B) Regional History
A Brief History of Windsor
In this transcript, the announcer invited the station's honorable guest, Dr. N.F. Morrision, for a talk of Windsor's development in urban areas and the city's connectional with the national narrative. The announcer also promoted two of Dr. Morrision's most well-known publications. The intermittent advertisement included the promotion of Essex County as "the Sun Parlour of Canada" and a new playhouse that began its business in Leamington.
Dr. Morrison began his speech with the geographical features of Windsor, then he gradually introduced topics that were strongly tied with regional identity. The topics included the transfer of French authority to the British in mid-18th Century, rail communication developments, the establishment of Hiram Walker Distillery, the industrial boom during the First World War, the Essex Scottish Regiment in Dieppe in 1942, and more. These themes were the city's milestone developments, and many of the local popuation would them highly relevant.
Amherstburg in the War of 1812
In this transcript, the announcer introduced the guest speaker, Mr. David P. Botsford, who directed the Fort Malden National Historic Site in the 1960s. In the advertisement, the announcer promoted Essex County as an ideal places for vacations, especailly for tourists across the border.
During the broadcast, Mr. Botsford explained how Fort Malden and Amherstburg were embroiled in the conflict, and the strategic significance of the locations to the British, the Americans, as well as the Native American parties under General Tecumseh. He then described vividly what happened during the skirmishes and exchange of fire. He then discussed other small engagements and the aftermath of all the war, including a desperate attempt to recover a gold hoard guarded by supposedly well-trusted officers near Fort Malden.
Pontiac, the Ottawa Chief
The announcer began the transcript with an introduction of the guest speaker, Mr. Howard H. Peckham, a history profeesor at the University of Michigan. During the brief advertisement session, The announcer promoted Essex and Kent counties as excellent tourist destinations, perfect during summer times, and easily accessible from Michigan and Ohio through the traffic tunnel between Detroit and Windsor.

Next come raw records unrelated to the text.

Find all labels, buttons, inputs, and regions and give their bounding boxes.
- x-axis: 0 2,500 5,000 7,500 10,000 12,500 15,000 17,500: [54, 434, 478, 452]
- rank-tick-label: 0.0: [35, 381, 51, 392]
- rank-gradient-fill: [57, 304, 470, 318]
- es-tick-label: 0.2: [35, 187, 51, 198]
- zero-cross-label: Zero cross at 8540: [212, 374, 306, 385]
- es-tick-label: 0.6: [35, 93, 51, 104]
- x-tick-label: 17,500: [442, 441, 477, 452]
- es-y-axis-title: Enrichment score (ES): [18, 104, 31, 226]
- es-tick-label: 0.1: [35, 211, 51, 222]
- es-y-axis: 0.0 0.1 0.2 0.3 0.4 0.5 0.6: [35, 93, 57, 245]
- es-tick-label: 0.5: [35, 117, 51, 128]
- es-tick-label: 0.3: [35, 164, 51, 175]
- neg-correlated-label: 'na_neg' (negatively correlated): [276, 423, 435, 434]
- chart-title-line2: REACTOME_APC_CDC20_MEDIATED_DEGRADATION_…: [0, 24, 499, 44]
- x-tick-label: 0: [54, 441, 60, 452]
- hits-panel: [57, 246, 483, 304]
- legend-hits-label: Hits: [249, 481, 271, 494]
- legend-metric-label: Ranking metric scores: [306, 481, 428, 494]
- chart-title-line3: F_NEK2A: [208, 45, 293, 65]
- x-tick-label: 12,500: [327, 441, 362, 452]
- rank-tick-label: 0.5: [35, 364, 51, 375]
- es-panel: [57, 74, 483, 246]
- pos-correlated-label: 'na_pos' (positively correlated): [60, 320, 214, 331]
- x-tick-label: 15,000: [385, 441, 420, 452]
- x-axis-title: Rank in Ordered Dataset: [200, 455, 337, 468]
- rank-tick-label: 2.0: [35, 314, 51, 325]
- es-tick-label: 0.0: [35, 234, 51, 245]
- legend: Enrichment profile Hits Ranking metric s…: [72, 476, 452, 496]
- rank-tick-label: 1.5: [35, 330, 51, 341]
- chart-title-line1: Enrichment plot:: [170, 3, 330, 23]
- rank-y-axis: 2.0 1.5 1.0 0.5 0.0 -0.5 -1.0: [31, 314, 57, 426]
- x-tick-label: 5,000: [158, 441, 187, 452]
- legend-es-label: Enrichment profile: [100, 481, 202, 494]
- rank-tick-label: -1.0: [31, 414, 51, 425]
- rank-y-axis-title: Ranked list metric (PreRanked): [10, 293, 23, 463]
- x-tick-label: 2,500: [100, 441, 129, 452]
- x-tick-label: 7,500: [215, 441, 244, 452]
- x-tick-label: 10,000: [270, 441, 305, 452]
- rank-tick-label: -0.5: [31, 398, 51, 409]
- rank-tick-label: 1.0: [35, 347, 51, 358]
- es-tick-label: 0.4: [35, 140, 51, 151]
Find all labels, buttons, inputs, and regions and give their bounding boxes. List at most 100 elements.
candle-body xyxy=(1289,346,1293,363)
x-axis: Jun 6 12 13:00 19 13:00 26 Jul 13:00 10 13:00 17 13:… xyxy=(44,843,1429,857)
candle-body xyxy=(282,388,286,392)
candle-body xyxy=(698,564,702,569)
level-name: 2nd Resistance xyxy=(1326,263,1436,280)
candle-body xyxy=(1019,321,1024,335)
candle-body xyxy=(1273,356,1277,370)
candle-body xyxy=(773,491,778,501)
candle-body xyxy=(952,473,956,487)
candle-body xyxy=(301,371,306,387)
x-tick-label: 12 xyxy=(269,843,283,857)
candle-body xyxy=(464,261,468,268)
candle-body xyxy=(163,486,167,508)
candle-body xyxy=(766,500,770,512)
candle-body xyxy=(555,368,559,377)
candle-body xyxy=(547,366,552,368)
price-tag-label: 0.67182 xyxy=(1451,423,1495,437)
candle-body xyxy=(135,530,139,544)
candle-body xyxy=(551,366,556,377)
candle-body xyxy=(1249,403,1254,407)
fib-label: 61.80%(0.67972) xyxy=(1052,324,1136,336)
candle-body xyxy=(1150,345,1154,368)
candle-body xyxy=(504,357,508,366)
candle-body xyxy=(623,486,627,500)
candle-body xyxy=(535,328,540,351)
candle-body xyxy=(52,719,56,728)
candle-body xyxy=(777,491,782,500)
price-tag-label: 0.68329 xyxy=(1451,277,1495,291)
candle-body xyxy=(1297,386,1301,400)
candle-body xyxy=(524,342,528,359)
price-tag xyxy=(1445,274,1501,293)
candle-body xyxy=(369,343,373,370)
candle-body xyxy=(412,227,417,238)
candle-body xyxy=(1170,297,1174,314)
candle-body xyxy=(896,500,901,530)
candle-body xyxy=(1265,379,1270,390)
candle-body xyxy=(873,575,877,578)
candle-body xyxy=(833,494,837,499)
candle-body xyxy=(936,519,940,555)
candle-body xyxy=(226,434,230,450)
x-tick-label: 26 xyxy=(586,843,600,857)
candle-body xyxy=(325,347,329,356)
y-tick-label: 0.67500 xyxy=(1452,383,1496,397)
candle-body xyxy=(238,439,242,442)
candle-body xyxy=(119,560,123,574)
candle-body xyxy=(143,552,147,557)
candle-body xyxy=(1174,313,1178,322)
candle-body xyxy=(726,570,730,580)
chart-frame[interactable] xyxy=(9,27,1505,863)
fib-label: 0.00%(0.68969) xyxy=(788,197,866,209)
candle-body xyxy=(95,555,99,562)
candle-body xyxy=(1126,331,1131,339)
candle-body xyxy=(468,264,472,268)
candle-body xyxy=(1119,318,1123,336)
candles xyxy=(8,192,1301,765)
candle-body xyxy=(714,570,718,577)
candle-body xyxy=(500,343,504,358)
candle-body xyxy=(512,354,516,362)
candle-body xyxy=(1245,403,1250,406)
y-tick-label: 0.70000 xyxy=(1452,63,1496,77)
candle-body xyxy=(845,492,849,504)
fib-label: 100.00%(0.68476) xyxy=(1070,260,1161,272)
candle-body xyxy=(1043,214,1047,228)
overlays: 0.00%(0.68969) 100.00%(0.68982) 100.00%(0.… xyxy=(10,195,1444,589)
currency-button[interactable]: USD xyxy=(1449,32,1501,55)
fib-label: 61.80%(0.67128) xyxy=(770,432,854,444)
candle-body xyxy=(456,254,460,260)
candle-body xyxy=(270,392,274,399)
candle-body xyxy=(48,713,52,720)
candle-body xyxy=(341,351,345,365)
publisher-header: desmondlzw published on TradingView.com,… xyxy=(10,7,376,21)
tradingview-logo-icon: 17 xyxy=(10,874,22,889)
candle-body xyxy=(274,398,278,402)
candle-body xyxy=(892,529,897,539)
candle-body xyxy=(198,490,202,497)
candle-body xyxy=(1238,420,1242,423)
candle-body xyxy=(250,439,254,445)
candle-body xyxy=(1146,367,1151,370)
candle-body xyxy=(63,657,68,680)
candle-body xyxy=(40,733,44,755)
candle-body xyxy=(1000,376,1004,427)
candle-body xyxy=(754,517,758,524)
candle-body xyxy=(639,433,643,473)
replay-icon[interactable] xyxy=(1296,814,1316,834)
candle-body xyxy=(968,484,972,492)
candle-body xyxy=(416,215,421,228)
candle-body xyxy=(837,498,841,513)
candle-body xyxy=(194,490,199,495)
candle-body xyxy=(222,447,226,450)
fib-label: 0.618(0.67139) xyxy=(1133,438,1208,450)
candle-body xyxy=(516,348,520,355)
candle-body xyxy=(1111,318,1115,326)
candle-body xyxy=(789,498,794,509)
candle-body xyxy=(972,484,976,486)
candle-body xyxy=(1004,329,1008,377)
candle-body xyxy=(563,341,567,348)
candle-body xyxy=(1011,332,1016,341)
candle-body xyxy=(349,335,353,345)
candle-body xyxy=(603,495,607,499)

Mr. Peckham began his speech with an introduciton of Chief Pontiac's early life in Ottawa Village, which is located at nowadays' Walkerville. Pontiac grew up in an environment where hunting tools and firearms were highly accessible, and he was actively involved in fur and firearms along with the Ottawas. Mr. Peckham then mentioned how Pontiac's participation in the French-Indian War and his pursuit of peace settlement with the Amercians after the war. However, Pontiac was assassinated with unknown reasons, and he remained buried at the stop where was killed.